Columbia also has a very long history of accepting veterans who were discharged for being gay, even long before Don't Ask, Don't Tell (Stephen Donaldson was a Columbia student before joining the military). IIRC, many of these discharges would have been dishonorable discharges, which in some states carries the same status as being a convicted felon.
 Partly because Columbia GS is so proactive about recruiting on military bases, and partly because their yellow ribbon matching is so generous.
 I mention nonviolent crimes because that's what (some of) my GS friends shared with me. I don't know of any who were convicted of violent crimes, and I don't know if this is simply selection bias or if there really weren't any.
 If anyone reading this has $100MM to spare, the General Studies school could benefit greatly from its own endowment to increase access to financial aid!
GS isn't some benevolent social program, they see the grant dollars and they take them. They've been experts at this for a long, long time.
The cynical part is that they use completely different diplomas, transcript codes and CEEB codes for the GS program. This is non-standard, where most other universities fully integrate their veteran and re-entry students across the board. (including financial aid)
Not exactly. The GI bill doesn't pay anywhere near $44k for New York State. The federal government is not picking up the tab.
I acknowledged the dearth of financial aid in my post, and that's something that they're desperately working on. GS is not as well endowed, which would be the solution to this.
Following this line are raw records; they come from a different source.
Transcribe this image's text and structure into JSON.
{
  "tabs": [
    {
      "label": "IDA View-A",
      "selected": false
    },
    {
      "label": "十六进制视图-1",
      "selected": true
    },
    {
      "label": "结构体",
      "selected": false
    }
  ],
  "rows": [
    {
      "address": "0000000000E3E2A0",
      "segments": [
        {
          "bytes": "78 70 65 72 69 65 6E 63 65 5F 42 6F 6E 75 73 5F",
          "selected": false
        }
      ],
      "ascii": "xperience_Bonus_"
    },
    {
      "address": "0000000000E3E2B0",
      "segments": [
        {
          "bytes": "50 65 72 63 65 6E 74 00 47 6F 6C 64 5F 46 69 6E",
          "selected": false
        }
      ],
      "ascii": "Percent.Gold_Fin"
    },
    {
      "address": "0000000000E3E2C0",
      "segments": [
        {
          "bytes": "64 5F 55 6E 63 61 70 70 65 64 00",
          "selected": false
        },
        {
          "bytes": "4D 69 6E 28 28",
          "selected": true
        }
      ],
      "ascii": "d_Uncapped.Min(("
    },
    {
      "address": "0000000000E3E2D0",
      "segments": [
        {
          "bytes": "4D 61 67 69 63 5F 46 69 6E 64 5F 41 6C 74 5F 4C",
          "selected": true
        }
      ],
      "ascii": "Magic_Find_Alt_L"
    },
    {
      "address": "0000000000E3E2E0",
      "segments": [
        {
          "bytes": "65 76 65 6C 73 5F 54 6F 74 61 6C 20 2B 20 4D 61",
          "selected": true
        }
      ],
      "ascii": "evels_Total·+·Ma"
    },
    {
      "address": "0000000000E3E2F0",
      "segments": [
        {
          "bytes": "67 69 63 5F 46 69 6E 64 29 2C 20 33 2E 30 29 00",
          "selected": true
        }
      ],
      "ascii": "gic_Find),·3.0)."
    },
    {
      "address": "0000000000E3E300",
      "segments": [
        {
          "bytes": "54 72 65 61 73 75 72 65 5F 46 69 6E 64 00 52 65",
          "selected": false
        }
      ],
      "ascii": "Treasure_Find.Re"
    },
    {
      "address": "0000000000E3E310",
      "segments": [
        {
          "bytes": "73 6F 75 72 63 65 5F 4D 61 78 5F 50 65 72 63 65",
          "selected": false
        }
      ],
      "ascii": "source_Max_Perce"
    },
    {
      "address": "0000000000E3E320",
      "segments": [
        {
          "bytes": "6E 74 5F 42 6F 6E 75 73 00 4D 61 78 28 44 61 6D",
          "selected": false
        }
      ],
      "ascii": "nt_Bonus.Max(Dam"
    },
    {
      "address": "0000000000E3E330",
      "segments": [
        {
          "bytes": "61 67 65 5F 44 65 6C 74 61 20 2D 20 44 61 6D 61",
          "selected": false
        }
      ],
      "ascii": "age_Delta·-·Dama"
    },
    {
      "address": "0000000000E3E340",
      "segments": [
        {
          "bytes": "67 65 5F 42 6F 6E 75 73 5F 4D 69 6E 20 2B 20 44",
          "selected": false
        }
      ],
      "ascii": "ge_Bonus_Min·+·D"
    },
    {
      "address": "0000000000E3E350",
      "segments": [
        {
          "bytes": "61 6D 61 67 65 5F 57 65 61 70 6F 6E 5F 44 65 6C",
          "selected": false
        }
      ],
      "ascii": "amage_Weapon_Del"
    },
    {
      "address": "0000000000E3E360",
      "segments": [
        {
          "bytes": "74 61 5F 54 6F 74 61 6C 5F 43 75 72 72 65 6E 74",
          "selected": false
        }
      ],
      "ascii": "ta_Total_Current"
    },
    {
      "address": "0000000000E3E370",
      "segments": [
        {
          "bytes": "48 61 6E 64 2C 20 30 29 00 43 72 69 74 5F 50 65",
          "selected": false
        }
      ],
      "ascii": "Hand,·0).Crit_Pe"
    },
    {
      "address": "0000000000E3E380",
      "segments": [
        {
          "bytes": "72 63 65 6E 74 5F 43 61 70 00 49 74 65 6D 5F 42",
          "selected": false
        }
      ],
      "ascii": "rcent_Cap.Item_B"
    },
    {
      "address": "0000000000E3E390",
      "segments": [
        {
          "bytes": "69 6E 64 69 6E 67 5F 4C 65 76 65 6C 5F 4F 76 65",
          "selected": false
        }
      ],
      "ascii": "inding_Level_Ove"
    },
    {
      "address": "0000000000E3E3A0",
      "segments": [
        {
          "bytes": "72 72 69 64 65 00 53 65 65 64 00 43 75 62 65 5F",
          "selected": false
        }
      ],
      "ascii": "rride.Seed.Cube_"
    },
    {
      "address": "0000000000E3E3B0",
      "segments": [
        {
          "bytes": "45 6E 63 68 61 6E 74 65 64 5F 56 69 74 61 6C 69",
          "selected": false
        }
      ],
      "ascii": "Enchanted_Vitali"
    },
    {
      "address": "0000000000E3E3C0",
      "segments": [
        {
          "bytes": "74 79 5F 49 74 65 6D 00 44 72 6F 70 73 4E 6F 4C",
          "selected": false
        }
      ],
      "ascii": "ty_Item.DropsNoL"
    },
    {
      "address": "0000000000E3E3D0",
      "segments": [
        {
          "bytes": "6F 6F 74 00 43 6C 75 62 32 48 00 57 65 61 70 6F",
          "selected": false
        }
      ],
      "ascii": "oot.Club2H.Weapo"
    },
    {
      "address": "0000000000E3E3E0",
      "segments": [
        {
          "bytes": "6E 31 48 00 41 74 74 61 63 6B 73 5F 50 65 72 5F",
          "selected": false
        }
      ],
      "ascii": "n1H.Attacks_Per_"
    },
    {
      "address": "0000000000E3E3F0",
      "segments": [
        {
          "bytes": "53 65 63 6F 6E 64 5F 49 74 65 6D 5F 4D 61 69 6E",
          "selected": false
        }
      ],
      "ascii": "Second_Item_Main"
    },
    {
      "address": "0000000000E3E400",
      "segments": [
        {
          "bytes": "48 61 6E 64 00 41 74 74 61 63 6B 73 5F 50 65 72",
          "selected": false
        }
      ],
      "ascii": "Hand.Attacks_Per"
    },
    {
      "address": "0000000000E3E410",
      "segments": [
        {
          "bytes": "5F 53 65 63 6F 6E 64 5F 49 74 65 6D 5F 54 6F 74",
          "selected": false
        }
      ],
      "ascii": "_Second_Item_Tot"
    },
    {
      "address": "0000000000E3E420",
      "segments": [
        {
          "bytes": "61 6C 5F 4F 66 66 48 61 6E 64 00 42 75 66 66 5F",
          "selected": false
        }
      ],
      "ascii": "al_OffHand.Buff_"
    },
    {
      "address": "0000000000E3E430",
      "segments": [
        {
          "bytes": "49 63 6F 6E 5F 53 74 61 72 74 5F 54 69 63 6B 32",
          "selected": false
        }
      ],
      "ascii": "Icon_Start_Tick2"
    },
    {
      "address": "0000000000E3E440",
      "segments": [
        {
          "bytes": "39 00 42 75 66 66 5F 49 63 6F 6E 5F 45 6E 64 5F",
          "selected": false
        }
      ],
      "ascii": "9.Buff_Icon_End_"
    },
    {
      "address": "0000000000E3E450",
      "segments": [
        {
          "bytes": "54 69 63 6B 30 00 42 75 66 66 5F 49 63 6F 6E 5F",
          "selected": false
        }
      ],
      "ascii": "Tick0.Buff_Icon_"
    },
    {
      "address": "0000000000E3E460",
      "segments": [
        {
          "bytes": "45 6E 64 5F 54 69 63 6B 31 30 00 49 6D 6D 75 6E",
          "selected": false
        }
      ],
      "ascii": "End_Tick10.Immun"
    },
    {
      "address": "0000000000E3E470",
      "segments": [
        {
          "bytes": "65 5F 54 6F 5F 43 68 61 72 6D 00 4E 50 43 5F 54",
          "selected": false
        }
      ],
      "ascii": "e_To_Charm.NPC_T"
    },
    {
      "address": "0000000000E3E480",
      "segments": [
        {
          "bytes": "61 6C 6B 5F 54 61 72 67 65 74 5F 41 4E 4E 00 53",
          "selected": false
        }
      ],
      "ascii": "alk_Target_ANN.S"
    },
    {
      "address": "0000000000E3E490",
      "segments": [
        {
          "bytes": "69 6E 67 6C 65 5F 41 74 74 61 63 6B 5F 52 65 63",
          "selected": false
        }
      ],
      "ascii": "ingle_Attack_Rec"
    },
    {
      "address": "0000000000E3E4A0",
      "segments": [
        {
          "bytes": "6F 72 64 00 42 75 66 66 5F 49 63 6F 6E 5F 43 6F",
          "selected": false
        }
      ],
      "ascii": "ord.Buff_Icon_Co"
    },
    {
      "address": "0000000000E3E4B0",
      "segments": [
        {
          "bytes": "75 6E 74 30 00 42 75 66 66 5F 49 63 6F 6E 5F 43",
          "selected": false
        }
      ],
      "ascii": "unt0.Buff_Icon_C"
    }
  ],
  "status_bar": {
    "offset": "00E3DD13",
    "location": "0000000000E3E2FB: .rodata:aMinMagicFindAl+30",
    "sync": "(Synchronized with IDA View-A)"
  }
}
If you want to be cynical, fine, but the question of how much money GS has is different from how they're actually spending it.
This is the downside of being a separate school, yes, though with the aforementioned very notable exception of the endowment issue, GS students and faculty overwhelmingly favor this model.
In any case, the topic of this conversation was prisoners and convicts, not veterans. I merely mentioned them because they're a large part of GS and GS has a history of accepting disonorably discharged veterans, which is tantamount to convict status.
So that's $52k/yr to $64k/yr before you start adding in stuff like Pell grants.
Do I support federal dollars funding college education for vets? Yes, absolutely. Do I think this is some great act of benevolence by Columbia? No. Is that view reinforced by the simple fact that they use different diplomas, transcripts and CEEB codes for veterans? Certainly. Do I buy that Columbia's screwy internal administrative structure is a valid reason for this? Definitely not.
In 1981, Boudin and several former members of the Weather Underground and the Black Liberation Army robbed a Brink's armored car at the Nanuet Mall, in Nanuet, New York.
After Boudin dropped her infant son off at a babysitter's, she took the wheel of the getaway vehicle, a U-Haul truck.
She waited in a nearby parking lot as her heavily armed accomplices took another vehicle to a local mall where the Brink's truck was making a pick-up. They confronted the guards and gunfire immediately broke out, severely wounding guard Joe Trombino and killing his partner, Peter Paige. The four then took $1.6 million in cash and rejoined Boudin.
An alert college student called the police after spotting the gang abandoning their vehicle and entering the U-Haul. Two policeman spotted and pulled over the U-Haul, but they were expecting black males, and could only see Boudin - a white female - in the driver's seat. She got out of the cab, and raised her hands. Another police car with two officers quickly arrived on the scene.
The police officers who caught them testified that Boudin, feigning innocence, pleaded with them to put down their guns and got them to drop their guard; Boudin said she remained silent, that the officers relaxed spontaneously.
After the police lowered their guns, six men armed with automatic weapons emerged from the back of the truck, and began firing upon the four police officers, one of whom, Waverly Brown, was killed instantly. Officer Edward O'Grady lived long enough to empty his revolver, but as he reloaded, he was shot several times with an M16 rifle. Ninety minutes later, he died in the hospital.